Corporate boards are improving the ways they deal with crisis management and ESG issues but less so on diversity, according to PwC's Annual Corporate Directors Survey released Monday.
The survey conducted from February to March 2020 included 693 directors in more than a dozen industries, 75% of which have annual revenues of more than $1 billion. Among respondents, 76% were men.
On diversity, 84% of the board directors "believe companies should be doing more to promote gender and racial diversity in the workplace," but only 39% support concrete measures such as including diversity and inclusion goals in executive compensation plans.
Even fewer, 34%, considered a diverse boardroom important, and only 15% of male directors strongly agree that board diversity enhances company performance.
A lack of qualified candidates as a reason for low board diversity was given by 47% of male directors and 25% of female directors.
Nearly half of directors surveyed, 49%, said that at least one fellow board member should be replaced.
"Corporate directors are still figuring out how to take the next meaningful step on diversity within the organization. Boards can start by making sure that they are receiving diversity data and including diversity in executive compensation plans," said Paula Loop, PwC U.S. governance insights leader, in the release. "It's also important for directors to lead by example and make diversity a priority within the boardroom itself."
The PWC survey did find that the COVID-19 pandemic is changing boardroom priorities when it comes to ESG issues. The percentage of directors saying that disclosing a company's efforts on ESG-related issues should be a management priority rose to 41% from 30% in 2019. The percentage of directors saying that ESG issues should regularly be on the agenda rose to 45% from 34% last year.

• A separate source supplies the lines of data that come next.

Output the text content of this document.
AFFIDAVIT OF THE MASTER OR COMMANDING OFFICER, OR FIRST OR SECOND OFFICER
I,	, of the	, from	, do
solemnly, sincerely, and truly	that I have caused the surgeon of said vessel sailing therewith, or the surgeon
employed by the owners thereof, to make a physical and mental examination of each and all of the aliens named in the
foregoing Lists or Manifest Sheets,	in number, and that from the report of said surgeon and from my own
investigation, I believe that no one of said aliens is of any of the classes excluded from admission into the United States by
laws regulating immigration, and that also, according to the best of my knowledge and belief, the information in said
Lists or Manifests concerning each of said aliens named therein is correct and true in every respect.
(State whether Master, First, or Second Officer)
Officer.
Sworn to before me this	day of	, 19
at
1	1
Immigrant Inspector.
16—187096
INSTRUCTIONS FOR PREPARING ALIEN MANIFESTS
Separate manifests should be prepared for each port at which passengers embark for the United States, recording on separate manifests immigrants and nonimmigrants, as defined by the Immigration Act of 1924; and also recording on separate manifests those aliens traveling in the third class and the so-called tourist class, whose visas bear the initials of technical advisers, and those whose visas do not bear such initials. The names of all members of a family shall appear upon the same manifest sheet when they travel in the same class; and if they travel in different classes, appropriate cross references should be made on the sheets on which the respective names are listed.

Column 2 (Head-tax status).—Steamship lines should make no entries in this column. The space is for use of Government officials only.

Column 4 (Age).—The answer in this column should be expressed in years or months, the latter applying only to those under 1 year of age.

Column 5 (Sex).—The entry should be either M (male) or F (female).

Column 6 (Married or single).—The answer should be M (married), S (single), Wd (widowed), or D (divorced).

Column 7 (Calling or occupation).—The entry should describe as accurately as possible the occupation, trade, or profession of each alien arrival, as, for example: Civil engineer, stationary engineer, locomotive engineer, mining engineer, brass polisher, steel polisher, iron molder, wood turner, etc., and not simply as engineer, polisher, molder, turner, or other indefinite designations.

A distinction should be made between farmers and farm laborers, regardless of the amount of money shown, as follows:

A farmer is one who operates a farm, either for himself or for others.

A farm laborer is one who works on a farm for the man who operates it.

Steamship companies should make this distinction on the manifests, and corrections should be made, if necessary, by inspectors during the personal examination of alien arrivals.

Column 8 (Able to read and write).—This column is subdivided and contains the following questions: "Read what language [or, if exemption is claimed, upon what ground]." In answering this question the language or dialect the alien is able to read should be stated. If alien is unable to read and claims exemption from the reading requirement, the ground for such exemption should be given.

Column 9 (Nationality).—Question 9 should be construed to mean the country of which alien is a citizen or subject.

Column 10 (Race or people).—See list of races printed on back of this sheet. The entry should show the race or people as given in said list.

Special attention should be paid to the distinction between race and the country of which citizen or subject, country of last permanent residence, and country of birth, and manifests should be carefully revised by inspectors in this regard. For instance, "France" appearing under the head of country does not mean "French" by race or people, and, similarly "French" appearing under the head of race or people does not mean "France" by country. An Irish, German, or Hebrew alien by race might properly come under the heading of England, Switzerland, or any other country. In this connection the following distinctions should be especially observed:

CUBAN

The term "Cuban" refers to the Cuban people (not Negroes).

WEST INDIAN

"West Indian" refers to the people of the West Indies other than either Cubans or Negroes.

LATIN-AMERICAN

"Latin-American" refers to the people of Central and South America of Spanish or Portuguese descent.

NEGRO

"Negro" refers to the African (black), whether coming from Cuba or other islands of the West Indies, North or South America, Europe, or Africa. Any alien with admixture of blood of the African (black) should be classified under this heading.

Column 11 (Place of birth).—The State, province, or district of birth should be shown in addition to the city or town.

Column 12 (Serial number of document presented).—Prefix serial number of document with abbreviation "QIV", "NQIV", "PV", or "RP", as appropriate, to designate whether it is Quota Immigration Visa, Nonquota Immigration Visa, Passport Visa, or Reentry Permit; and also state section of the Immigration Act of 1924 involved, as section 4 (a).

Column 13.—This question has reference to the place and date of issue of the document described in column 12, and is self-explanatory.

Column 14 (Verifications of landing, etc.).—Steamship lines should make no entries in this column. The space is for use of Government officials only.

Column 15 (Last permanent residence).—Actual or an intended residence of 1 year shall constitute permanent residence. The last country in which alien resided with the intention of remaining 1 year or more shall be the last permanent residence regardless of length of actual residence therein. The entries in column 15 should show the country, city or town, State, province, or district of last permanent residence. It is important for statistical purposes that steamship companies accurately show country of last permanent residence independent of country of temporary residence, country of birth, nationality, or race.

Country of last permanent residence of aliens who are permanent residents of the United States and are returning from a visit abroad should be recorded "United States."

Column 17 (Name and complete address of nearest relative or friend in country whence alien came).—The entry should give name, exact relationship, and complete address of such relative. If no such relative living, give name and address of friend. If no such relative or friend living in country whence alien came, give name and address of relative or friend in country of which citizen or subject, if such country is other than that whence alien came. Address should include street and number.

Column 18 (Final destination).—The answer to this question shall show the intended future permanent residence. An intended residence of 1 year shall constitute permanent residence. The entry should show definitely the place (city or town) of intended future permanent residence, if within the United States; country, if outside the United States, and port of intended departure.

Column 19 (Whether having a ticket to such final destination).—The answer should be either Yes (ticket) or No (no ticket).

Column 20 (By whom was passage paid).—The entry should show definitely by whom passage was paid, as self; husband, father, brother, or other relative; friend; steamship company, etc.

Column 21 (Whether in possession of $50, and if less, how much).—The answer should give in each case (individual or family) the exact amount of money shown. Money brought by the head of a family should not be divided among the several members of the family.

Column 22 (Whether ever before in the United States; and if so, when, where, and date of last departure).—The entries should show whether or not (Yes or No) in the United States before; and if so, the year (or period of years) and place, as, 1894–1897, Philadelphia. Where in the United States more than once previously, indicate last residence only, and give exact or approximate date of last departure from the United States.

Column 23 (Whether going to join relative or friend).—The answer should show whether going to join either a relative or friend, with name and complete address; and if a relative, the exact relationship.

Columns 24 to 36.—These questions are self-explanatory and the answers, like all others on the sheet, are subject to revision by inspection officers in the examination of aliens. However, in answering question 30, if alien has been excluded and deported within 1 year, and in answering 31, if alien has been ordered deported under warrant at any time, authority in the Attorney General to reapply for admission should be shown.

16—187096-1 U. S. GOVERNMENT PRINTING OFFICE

Among the directors, 67% believe issues like climate change should be taken into account when developing company strategy, and 50% said their boards fully understand ESG issues impacting the company.
On crisis management, 28% of directors said their companies had not taken any steps to address an economic downturn in the 12 months prior to the recession, while 98% said their management teams did a good or excellent job dealing with interruptions in internal operations because of COVID-19.